From: Jens Emil Schulz Ostergaard <jensemil.schulzostergaard@microchip.com>
To: Jakub Kicinski <kuba@kernel.org>
Cc: <UNGLinuxDriver@microchip.com>, <andrew@lunn.ch>,
<olteanv@gmail.com>, <davem@davemloft.net>, <edumazet@google.com>,
<pabeni@redhat.com>, <horms@kernel.org>, <robh@kernel.org>,
<krzk+dt@kernel.org>, <conor+dt@kernel.org>,
<woojung.huh@microchip.com>, <linux@armlinux.org.uk>,
<Steen.Hegelund@microchip.com>, <daniel.machon@microchip.com>,
<linux-kernel@vger.kernel.org>, <netdev@vger.kernel.org>,
<devicetree@vger.kernel.org>
Subject: Re: [PATCH net-next v4 9/9] net: dsa: lan9645x: add port statistics
Date: Tue, 12 May 2026 10:47:22 +0200 [thread overview]

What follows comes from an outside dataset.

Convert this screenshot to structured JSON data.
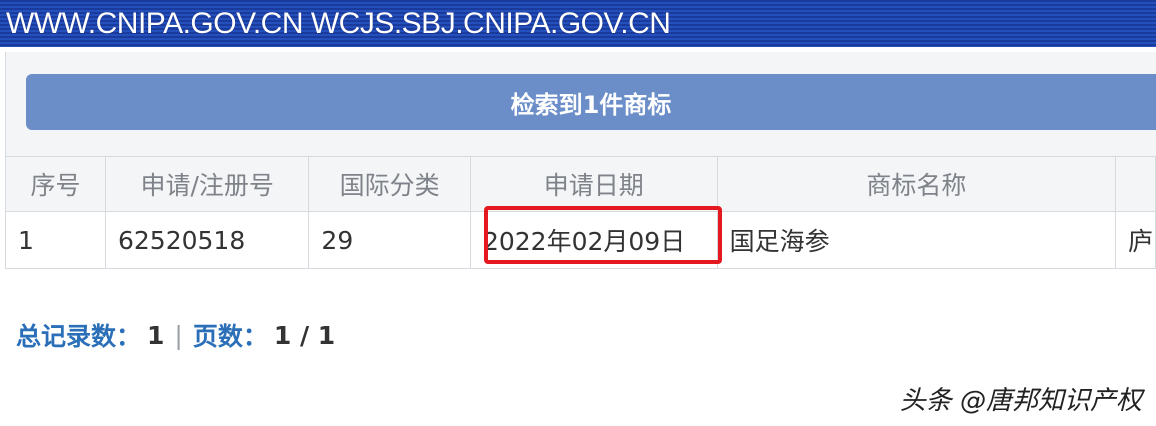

Message-ID: <c48f64d22429c1d4e10015033da4fff16c2a6d7d.camel@microchip.com> (raw)
In-Reply-To: <20260506014618.1616861-1-kuba@kernel.org>
On Tue, 2026-05-05 at 18:46 -0700, Jakub Kicinski wrote:
> EXTERNAL EMAIL: Do not click links or open attachments unless you know the content is safe
>
> This is an AI-generated review of your patch. The human sending this
> email has considered the AI review valid, or at least plausible.
> ---
> net: dsa: lan9645x: add port statistics
>
> This patch wires up ethtool -S, standard ethtool group stats,
> and ndo_get_stats64 for the lan9645x DSA driver. A delayed work
> polls the 32-bit hardware counters every 3 seconds and accumulates
> them into a 64-bit software cache to handle hardware wraparound.
>
> > diff --git a/drivers/net/dsa/microchip/lan9645x/lan9645x_main.c b/drivers/net/dsa/microchip/lan9645x/lan9645x_main.c
> > index 15a493c1f215..cea46bfe729e 100644
> > --- a/drivers/net/dsa/microchip/lan9645x/lan9645x_main.c
> > +++ b/drivers/net/dsa/microchip/lan9645x/lan9645x_main.c
>
> [ ... ]
>
> > @@ -255,6 +257,12 @@ static int lan9645x_setup(struct dsa_switch *ds)
> > if (!lan9645x->owq)
> > return -ENOMEM;
> >
> > + err = lan9645x_stats_init(lan9645x);
> > + if (err) {
> > + dev_err(dev, "Failed to init stats.\n");
> > + goto owq_destroy;
> > + }
> > +
> > ds->mtu_enforcement_ingress = true;
> > ds->assisted_learning_on_cpu_port = true;
> > ds->fdb_isolation = true;
> > @@ -265,6 +273,10 @@ static int lan9645x_setup(struct dsa_switch *ds)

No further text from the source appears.